Pin-Shaped Surface Structures Generated by Laser Single Pulse Drilling for High-Strength Interfaces in Thermally Joined Polymer-Metal Hybrids

Laser structuring is by far the most investigated metal surface-pretreatment method for creating adhesion in polymer-metal hybrids. Especially, cone-like protrusions show excellent wetting behaviour as well as high compound strength. However, the processing time is extremely high. Therefore, this paper assesses a process strategy for creating pin structures with scalable height by single pulse drilling with an Nd/YVO4 nanosecond laser system on EN AW-6082 aluminium alloy. The strength testing is carried out by butt-bonded hollow cylinder torsion. The samples are manufactured by heat-conduction thermal joining with polyamide 6. Ten different surface structures with two different ablation diameters are investigated and compared to cone-like protrusions in terms of processing time, wetting behaviour, shear strength and fracture behaviour.

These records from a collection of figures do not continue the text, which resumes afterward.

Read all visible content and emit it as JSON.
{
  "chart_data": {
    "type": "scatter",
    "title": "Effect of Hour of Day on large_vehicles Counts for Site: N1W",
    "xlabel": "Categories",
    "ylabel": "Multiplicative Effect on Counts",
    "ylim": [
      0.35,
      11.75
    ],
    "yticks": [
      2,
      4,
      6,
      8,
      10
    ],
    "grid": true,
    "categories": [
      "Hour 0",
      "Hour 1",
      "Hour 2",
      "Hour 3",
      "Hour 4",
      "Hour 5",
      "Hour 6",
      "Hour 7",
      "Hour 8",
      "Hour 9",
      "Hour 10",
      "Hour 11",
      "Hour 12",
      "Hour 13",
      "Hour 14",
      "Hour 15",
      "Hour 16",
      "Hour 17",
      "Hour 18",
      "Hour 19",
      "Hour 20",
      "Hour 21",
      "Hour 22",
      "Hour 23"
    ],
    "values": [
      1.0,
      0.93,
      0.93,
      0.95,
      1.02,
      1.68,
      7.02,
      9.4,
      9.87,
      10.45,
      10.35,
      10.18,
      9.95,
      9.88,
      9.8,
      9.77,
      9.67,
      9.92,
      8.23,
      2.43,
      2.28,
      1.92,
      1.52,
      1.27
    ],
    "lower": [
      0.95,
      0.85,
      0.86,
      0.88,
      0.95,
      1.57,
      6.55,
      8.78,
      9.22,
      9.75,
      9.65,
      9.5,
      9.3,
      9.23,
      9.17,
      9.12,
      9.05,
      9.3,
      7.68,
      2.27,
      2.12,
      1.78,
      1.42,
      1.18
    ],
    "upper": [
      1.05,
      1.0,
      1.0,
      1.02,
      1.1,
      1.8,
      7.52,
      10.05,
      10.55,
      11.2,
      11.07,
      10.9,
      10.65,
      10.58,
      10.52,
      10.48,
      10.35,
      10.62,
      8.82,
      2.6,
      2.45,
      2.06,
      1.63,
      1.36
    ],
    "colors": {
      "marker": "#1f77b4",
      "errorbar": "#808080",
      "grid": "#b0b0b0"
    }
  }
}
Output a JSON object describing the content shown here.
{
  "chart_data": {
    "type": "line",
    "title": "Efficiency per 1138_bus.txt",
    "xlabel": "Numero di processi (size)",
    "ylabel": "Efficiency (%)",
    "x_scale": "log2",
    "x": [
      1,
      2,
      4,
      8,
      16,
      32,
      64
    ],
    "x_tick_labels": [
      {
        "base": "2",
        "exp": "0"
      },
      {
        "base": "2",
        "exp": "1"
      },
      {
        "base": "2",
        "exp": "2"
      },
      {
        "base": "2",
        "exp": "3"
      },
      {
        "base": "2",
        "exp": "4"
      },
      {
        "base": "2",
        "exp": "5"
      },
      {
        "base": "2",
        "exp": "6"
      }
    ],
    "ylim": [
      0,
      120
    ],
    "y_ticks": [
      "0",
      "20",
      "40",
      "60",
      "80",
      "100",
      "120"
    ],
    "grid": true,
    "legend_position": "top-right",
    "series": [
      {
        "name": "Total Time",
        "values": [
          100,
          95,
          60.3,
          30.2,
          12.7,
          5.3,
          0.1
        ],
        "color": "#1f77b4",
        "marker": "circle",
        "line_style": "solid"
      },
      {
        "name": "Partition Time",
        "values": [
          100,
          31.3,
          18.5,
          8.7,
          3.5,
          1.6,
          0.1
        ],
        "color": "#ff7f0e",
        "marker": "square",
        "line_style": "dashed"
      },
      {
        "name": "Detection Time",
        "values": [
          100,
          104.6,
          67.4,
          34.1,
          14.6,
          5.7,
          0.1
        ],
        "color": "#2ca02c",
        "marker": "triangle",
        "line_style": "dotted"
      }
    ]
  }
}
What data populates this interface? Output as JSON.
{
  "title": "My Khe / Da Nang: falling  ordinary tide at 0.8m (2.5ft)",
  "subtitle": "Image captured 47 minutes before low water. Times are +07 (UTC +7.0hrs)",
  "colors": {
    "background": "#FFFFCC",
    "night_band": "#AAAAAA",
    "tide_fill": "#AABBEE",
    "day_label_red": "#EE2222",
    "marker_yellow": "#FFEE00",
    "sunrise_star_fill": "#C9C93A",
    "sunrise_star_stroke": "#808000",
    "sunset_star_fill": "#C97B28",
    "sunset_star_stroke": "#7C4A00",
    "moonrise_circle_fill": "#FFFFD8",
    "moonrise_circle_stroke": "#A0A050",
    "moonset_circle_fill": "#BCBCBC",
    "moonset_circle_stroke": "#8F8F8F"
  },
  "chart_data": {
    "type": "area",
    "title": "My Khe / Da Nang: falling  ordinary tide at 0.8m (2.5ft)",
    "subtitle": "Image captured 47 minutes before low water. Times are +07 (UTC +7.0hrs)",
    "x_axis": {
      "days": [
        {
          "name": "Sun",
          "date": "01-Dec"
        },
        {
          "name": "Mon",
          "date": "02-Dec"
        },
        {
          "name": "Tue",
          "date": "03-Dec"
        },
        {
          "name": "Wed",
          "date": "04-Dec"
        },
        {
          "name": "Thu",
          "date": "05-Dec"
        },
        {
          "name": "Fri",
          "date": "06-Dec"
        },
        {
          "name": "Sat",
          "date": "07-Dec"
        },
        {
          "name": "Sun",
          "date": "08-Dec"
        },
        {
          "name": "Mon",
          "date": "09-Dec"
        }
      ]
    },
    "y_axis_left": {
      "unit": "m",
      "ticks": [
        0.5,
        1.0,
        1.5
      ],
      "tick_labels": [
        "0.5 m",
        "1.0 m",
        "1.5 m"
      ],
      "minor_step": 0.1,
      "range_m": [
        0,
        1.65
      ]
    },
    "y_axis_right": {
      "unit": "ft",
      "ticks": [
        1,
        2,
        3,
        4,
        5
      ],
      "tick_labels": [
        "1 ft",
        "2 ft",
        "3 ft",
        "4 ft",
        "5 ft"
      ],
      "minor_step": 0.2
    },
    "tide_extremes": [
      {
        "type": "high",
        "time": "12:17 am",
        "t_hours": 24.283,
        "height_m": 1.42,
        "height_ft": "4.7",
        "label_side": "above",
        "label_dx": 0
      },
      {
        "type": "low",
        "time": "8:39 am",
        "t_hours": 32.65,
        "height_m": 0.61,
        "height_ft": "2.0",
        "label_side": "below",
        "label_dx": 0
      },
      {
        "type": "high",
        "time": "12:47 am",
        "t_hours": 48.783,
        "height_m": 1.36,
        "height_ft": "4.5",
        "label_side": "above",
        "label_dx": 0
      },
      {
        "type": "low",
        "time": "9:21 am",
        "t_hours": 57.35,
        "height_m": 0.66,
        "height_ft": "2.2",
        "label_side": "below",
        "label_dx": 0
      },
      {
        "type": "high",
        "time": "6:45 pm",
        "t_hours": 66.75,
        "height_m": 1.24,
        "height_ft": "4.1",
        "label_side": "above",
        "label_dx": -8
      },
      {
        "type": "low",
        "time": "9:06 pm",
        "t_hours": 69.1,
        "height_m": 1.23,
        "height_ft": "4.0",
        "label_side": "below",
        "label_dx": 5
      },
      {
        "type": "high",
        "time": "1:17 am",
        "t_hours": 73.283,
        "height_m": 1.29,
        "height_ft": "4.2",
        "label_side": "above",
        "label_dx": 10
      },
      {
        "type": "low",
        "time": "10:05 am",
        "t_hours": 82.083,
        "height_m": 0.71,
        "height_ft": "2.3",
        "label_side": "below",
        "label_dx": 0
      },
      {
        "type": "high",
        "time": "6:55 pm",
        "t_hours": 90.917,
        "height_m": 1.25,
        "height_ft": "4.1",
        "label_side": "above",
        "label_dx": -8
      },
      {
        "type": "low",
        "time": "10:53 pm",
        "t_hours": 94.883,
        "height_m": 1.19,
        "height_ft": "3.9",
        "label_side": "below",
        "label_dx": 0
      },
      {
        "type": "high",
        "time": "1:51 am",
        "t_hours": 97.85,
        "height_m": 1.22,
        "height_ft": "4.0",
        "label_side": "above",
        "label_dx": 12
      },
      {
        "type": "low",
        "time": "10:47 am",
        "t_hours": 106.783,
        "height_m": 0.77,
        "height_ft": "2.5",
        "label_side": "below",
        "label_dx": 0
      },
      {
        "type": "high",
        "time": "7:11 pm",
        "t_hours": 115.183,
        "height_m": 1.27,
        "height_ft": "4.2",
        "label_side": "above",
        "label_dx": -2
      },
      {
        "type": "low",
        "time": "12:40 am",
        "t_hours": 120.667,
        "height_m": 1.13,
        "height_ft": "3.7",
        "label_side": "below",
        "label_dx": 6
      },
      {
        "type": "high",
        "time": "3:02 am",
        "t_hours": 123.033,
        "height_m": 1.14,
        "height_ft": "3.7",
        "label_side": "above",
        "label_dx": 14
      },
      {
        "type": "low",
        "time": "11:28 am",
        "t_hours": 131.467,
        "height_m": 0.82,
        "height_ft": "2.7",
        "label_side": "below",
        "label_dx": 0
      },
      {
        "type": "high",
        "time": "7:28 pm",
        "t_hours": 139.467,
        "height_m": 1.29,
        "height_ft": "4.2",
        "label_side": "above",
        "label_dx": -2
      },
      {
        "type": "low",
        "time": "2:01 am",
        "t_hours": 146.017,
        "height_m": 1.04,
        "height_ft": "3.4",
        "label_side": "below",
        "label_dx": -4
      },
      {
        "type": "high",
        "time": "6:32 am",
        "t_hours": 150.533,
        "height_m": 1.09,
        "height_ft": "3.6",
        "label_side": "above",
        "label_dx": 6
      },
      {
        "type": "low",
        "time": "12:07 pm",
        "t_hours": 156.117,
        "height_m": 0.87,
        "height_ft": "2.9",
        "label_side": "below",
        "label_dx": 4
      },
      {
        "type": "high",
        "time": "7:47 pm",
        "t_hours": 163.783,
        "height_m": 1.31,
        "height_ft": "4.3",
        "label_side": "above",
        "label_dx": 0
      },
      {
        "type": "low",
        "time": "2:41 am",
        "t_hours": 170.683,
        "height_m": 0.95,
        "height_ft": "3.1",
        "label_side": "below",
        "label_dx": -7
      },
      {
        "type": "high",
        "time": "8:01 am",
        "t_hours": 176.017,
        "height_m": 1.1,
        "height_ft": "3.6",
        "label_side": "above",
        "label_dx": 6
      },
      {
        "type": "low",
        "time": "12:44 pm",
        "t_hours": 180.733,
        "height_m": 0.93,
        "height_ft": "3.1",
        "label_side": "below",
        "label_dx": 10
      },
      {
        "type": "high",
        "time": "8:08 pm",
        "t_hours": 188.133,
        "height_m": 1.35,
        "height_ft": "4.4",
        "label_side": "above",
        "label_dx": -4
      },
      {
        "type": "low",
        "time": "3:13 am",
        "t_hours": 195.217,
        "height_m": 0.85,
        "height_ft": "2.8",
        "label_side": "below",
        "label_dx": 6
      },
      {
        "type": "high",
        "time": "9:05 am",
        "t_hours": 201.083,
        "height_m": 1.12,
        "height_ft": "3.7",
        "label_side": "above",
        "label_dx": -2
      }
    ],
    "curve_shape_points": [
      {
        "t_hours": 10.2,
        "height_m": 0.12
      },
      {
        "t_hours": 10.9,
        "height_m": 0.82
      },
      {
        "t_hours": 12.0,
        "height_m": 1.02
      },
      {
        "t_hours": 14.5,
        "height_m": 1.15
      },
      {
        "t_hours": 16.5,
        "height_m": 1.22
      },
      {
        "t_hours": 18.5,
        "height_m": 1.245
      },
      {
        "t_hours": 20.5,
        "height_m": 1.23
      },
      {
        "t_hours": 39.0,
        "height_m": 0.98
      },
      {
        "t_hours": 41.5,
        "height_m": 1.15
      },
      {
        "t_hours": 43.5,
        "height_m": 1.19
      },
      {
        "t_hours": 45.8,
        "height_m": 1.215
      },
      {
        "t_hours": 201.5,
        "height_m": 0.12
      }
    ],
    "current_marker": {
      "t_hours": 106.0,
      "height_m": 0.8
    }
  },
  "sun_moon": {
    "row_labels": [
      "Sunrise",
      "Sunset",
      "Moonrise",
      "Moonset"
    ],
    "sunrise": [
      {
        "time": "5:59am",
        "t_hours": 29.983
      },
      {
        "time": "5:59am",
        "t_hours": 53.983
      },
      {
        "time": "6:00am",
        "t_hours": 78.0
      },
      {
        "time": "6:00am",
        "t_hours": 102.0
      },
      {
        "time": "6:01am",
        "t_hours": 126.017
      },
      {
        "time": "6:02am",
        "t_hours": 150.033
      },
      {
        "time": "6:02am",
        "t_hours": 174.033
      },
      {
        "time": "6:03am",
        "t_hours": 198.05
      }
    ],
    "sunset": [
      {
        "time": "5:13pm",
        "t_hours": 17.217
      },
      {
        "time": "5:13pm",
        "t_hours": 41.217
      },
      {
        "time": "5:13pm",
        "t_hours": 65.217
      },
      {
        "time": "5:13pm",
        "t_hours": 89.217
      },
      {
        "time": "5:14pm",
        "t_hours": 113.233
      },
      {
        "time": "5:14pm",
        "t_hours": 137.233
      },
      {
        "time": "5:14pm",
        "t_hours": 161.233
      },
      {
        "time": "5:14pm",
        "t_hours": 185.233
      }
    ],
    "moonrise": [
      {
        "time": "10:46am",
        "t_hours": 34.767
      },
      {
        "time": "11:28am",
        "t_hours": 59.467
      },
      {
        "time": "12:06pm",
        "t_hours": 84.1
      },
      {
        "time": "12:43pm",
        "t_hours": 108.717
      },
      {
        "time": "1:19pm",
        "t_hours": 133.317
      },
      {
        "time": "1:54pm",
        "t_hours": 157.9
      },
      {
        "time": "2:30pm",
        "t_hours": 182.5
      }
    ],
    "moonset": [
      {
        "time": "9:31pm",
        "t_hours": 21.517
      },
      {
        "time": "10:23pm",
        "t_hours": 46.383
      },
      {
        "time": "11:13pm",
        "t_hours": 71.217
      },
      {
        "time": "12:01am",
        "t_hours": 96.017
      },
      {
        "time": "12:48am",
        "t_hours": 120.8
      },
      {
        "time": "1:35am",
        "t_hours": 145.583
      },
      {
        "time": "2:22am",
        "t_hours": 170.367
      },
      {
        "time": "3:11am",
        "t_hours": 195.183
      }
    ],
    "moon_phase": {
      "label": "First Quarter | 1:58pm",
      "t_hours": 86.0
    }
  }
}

The experimental results show that pulse drilling pins structures with high aspect ratio reach-strength values close to cone-like protrusions but with 31 times higher processing rate.

Automated summary

Laser structuring is extensively studied for metal surface-pretreatment to enhance adhesion in polymer-metal hybrids. Cone-like protrusions exhibit excellent wetting behavior and high compound strength but require significant processing time. This paper investigates a process strategy for creating scalable pin structures using single pulse drilling with an Nd/YVO4 nanosecond laser system on EN AW-6082 aluminum alloy. Experimental results show that pulse drilling can achieve pin structures with high aspect ratio and strength values comparable to cone-like protrusions, but with a much higher processing rate.